Our local guide is playwright and director Cont (short for Continue Loving) Mhlanga who has challenged state ideologies and policies for over 25 years. His parents were married when they were very young and gave him this unique name hoping that their love would last forever! Today he runs the pioneering Amakhosi Cultural Centre where students learn to choreograph dances, write songs and scripts for plays, and design their own theatre productions. Most importantly Cont has provided the space for township youth, most of whom are unemployed, to escape the evils of vagrancy and ghetto crime and channelise their energies into pursuing arts and theatre. “Did you know that Bulawayo had electricity even before London and also the country’s first stock exchange?” asks Cont with pride. In the early 1900s it was known as the city of parties — where pubs, music and dancing were integral to the life of locals. Cont points out the Indian connection stating that many Indians settled here, mostly from Gujarat, as traders and restaurant owners and even funded the local liberation struggle.

The town is today the country’s hub of art and culture. During the Intwasa Art Festival held during spring, every year, the town explodes with craft, local music from jazz to gospel, and contemporary dance with a sharp edge of political and social comment. We explore the Makokoba Township, the oldest township (a place where black Zimbabweans were largely confined to) sprawling over 24 km. The name is derived from the sound made by the walking stick which white superintendents would tap on doors to make sure that no women were smuggled into this male dominated area.

The bustling local market has stalls spilling over with maize that’s used to brew beer, herbal remedies, slippers wrought out of old rubber tyres, musical instruments made from dried fruits, and myriad other products. Cont points out traditional Zimbabwean Vuka Vuka, a plant that enhances male potency and African healers have been dispensing it for centuries. We sip traditional beer brewed out of maize and sorghum served in huge bucket-sized mugs at the Makhumalo Beer garden sitting on benches under trees.

I go back in time at the well-documented Natural History Museum, one of the biggest in the Southern Hemisphere with more than 70,000 specimens. In the hallway is a pioneer stagecoach that invokes a delicious sense of nostalgia. I enjoy the glimpse into local culture that it offers me — geology, culture and the life of their hero Cecil Rhodes. I walk through a replica of a gold mine and a hall with mounted taxidermy exhibits ranging from nine ft. elephants to small shrews as well as an exotic collection of butterflies. History whispers from every corner of the town — the clock tower in the City Hall has a carved panel which shows the white men lording over the natives. The electric green office building of Cecil Rhodes still has iron railings outside, where horses used to be tethered. It harks back to the times when the town was a dusty outpost of the British Empire and the roads were decreed to be laid wide enough for a wagon and 16 horses to do a U-turn.

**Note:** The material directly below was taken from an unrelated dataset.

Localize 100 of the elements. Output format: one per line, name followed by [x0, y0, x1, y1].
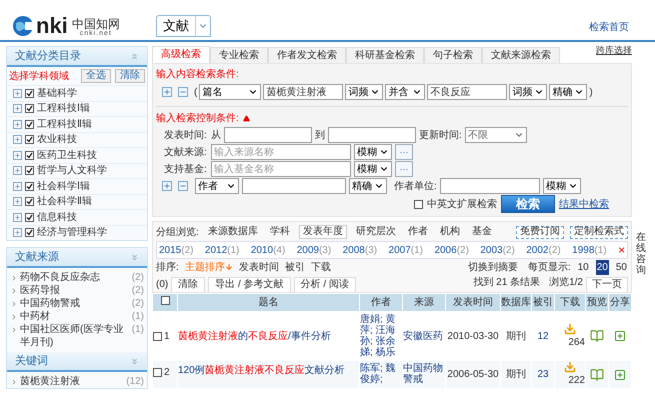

Art seems to permeate the soul of every local. I meet metal artist Israel, who uses scrap metal to create stunning figures of women with loads on their heads, men on bicycles, and birds, fish and animals. I see talented potters at work at the Mzilikazi Arts and Craft centre run by the City Council, painting exquisite scenes on white clay, firing and glazing them into beautiful finished products. The National Art Gallery is housed in a classic 100-year-old Edwardian building called Douslin House with a rich history. The building has been used as an office, quarters for men who fought in the Boer wars and even occupied by writer Rudyard Kipling for some time. I look in awe at the moulded cornices, pillars and a pressed metal ceiling with polished banisters of Burma teak and walnut as well as cast iron posts imported from Glasgow. The gallery houses contemporary art and sculptures as well as metal work in small, intimate rooms. What I really enjoy are the small studios built around a small courtyard that houses upcoming artists, who display their art as well as interact with us talking about their life’s journey. Just opposite the Art Gallery is the dimly lit Exchange Bar, the oldest licensed bar in the country. It has polished wooden panels and RAF memorabilia with men drinking, sitting on bar stools. “Long ago people used to trade in the stock exchange on the first floor and spend their earnings having a drink downstairs,” quips Cont. From boom town to culture city, Bulawayo has indeed come a long way.